Sem história, sem propósito
Um filme sequela não precisa ser melhor ou igual ao original. Basta que ele justifique sua própria existência. Essa é uma meta baixa, e 'O Diabo Veste Prada 2' não consegue alcançá-la. Não há uma narrativa coerente, e o filme nem sequer se sustenta no apelo de reunir o elenco original. Se o único motivo para fazer a sequência fosse colocar Anne Hathaway, Meryl Streep, Stanley Tucci e Emily Blunt novamente na tela, bastaria uma chamada de Zoom. Não era necessário um longa-metragem.
O inferno da indústria editorial
Vinte anos após os eventos do primeiro filme, o cenário em Runway Magazine — e em toda a indústria editorial — é desolador. O setor está em chamas, literalmente. Andy Sachs (Anne Hathaway), agora uma jornalista séria, é demitida por mensagem enquanto recebe um prêmio importante. E não foi só ela: todos os jornalistas à mesa sofreram o mesmo destino. Não há segurança no emprego, por melhor que você seja. Infelizmente, isso não é apenas ficção: é a realidade que muitos temem diariamente.

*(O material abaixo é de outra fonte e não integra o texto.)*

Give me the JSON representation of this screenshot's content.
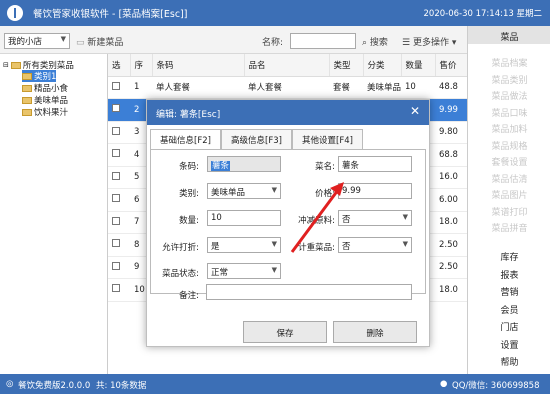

A própria Runway Magazine enfrenta crises. Miranda Priestley (Meryl Streep) perdeu tanto seu poder que agora trabalha com estampas florais para a primavera. Seu estilo autoritário e suas críticas afiadas deram lugar a uma versão mais contida. Para piorar, a revista publicou uma grande matéria elogiando uma empresa de moda flagrada em trabalho escravo, destruindo sua credibilidade.
Andy e Miranda: um reencontro sem química
O dono da revista, um homem rico, nomeia Andy para comandar o departamento de features, contra a vontade de Miranda. O resultado? Um desastre. Os artigos sérios de Andy não atraem cliques, e, embora ela prometa contratar seus colegas demitidos, acaba contratando apenas um homem. Onde está a jornalista que lutou por seus ideais no primeiro filme? Agora, vemos apenas Andy fazendo ligações e clicando em 'publicar'.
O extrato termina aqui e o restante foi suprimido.